Researchers say they predict a massive expansion in the molecular motor field over the next 10 to 20 years.[] In fact, the new approach builds on a previously developed molecular motor known as a Feringa-type motor.
The power of light
Light has been a key subject of study for some time, according to the Journal of the American Chemical Society. “As light is a highly tunable, controllable, clean, and renewable source of energy, photochemical processes are appealing to activate molecular motors,” the researchers write. “Nonetheless, the successful operation of molecular motors fueled by light is a highly challenging task, which requires a judicious coupling of thermal and photoinduced reactions.”
“Given that a cell is unlikely to develop resistance to such molecular mechanical forces, molecular jackhammers present an alternative modality for inducing cancer cell death,” the researchers explain.[]
“It is a whole new generation of molecular machines that we call molecular jackhammers,” study author James Tour, PhD, told Rice University.[] “They are more than one million times faster in their mechanical motion than the former Feringa-type motors, and they can be activated with near-infrared light rather than visible light.”
In an animal study, 50% of mice with melanoma tumors were cancer-free by the end of the treatment. More so, the motor was 99% effective against human lab cultures containing melanoma cells.
The researchers explain that this new method also offers a deeper glimpse into how it all works: "What needs to be highlighted is that we've discovered another explanation for how these molecules can work," study author Ciceron Ayala-Orozco, PhD, said.[] "This is the first time a molecular plasmon is utilized in this way to excite the whole molecule and to actually produce mechanical action used to achieve a particular goal — in this case, tearing apart cancer cells' membrane.”

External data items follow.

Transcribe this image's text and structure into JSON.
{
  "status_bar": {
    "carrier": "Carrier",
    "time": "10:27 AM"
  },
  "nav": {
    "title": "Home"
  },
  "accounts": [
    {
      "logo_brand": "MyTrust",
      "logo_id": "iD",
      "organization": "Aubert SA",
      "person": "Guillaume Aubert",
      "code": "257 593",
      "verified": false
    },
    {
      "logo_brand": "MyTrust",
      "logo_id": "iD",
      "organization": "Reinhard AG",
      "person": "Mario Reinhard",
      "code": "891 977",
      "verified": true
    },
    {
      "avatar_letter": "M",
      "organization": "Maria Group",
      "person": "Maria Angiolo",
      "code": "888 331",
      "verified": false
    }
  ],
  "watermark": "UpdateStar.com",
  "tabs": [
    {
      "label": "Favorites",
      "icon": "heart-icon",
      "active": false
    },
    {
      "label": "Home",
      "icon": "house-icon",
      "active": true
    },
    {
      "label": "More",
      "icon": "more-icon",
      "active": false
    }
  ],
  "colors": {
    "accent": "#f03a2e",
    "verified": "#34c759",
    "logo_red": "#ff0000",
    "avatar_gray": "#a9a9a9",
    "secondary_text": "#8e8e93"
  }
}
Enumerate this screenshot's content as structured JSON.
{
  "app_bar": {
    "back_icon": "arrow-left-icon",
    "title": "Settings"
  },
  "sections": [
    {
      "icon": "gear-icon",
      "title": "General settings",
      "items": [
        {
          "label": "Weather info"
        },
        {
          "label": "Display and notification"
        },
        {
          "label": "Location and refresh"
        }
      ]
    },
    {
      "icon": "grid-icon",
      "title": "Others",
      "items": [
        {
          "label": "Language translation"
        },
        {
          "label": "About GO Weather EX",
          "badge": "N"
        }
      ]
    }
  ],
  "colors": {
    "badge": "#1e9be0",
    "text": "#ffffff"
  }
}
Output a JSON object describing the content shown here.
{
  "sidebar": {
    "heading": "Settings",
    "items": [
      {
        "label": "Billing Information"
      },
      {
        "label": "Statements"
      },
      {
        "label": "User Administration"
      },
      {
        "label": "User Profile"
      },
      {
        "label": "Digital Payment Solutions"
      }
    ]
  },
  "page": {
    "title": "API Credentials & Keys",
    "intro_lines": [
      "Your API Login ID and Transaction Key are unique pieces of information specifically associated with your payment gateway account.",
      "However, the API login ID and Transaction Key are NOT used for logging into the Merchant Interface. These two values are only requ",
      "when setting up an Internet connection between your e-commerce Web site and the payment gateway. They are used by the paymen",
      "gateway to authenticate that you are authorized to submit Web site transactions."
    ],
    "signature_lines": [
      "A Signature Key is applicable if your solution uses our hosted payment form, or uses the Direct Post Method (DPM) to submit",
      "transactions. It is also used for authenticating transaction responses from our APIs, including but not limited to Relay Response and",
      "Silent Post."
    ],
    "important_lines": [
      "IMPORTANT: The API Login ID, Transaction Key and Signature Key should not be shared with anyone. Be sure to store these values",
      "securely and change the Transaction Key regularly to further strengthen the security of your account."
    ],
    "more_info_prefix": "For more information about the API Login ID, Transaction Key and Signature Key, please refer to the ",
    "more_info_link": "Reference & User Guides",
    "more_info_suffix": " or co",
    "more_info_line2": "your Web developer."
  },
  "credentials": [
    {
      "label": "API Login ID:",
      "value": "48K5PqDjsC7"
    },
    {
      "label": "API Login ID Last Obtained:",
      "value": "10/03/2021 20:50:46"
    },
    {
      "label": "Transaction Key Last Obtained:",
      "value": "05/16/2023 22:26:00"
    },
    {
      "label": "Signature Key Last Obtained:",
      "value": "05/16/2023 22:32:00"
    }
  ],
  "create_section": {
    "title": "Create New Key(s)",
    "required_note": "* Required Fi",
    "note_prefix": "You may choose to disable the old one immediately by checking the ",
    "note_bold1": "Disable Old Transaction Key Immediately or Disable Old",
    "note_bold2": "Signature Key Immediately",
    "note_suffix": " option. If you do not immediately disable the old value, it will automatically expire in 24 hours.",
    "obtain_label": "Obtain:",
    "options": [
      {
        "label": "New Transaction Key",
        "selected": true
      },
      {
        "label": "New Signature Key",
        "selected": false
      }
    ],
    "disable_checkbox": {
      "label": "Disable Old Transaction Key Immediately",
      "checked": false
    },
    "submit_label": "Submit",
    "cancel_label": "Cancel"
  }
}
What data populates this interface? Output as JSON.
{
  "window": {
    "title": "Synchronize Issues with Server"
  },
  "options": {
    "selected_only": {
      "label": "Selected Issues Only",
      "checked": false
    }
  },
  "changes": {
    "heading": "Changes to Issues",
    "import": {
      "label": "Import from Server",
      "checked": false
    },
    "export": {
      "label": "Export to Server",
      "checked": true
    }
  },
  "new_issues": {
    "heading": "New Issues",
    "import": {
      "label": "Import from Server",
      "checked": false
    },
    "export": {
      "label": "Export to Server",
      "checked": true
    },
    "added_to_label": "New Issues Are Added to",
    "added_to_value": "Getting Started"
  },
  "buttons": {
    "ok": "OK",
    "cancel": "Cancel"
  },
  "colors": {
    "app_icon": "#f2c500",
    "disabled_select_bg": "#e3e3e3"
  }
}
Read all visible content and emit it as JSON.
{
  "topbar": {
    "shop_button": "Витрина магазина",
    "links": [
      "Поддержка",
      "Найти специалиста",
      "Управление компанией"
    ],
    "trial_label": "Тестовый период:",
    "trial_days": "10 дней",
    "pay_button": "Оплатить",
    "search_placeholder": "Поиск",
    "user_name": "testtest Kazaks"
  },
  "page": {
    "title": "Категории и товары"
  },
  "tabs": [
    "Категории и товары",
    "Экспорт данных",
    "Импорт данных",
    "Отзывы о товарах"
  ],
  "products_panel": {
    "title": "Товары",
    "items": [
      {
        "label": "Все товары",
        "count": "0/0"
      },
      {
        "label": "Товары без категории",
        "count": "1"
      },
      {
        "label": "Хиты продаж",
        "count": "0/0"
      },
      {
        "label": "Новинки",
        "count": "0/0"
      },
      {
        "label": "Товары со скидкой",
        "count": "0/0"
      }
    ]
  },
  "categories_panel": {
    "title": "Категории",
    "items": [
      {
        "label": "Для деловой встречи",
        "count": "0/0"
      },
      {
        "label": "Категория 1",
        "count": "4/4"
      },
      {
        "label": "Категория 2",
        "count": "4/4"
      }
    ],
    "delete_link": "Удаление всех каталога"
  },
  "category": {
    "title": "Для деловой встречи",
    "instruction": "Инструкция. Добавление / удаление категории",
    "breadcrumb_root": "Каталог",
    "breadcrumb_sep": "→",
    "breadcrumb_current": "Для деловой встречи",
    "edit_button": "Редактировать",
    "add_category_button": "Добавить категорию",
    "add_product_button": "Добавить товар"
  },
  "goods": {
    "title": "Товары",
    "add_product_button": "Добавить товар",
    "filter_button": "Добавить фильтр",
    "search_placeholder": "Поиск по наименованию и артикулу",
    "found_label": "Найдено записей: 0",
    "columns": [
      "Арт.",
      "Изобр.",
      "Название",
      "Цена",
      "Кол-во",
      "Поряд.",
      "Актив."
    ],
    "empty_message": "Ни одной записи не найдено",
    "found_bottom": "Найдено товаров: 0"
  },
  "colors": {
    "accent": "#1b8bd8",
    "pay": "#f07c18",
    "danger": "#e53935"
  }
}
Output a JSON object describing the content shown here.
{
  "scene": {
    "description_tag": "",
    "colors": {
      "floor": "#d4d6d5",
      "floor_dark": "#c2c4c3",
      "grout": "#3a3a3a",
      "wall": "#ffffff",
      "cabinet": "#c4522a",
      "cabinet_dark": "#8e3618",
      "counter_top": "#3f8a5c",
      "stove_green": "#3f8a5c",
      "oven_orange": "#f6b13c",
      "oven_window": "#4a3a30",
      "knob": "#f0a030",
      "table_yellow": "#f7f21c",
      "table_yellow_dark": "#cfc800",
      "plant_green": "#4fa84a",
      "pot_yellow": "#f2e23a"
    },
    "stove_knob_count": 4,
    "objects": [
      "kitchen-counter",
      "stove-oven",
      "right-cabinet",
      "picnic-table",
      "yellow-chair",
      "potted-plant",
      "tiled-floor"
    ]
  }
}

So, what’s next? Dr. Tour tells MDLinx that the research team is looking to take the next steps to bring this motor to fruition. “We are presently seeing if we can get tumor irradiation in a pancreatic cancer model,” Dr. Tour says. “So, we are moving it to one of the most difficult forms of cancer treatments.”
What this means for you
Understanding how molecular motors function is important. This can help you keep track of emergent cancer treatment research and explain complex concepts to patients who might have heard about, but don’t quite understand, the approach. Put simply, molecular motors convert chemical or electrical energy, like light and molecules, into actual work, such as the vibration effect.[]
“The light shining on the tumor will cause the tumor-associated molecules to vibrate and thereby kill the cancer cells,” Dr. Tour tells MDLinx. “The light itself causes no damage to tissue, and the molecules themselves cause no damage to tissue. So, it is like a double safety mechanism since the light can be focused directly on the tumor, and the molecules can be directed to the tumor.”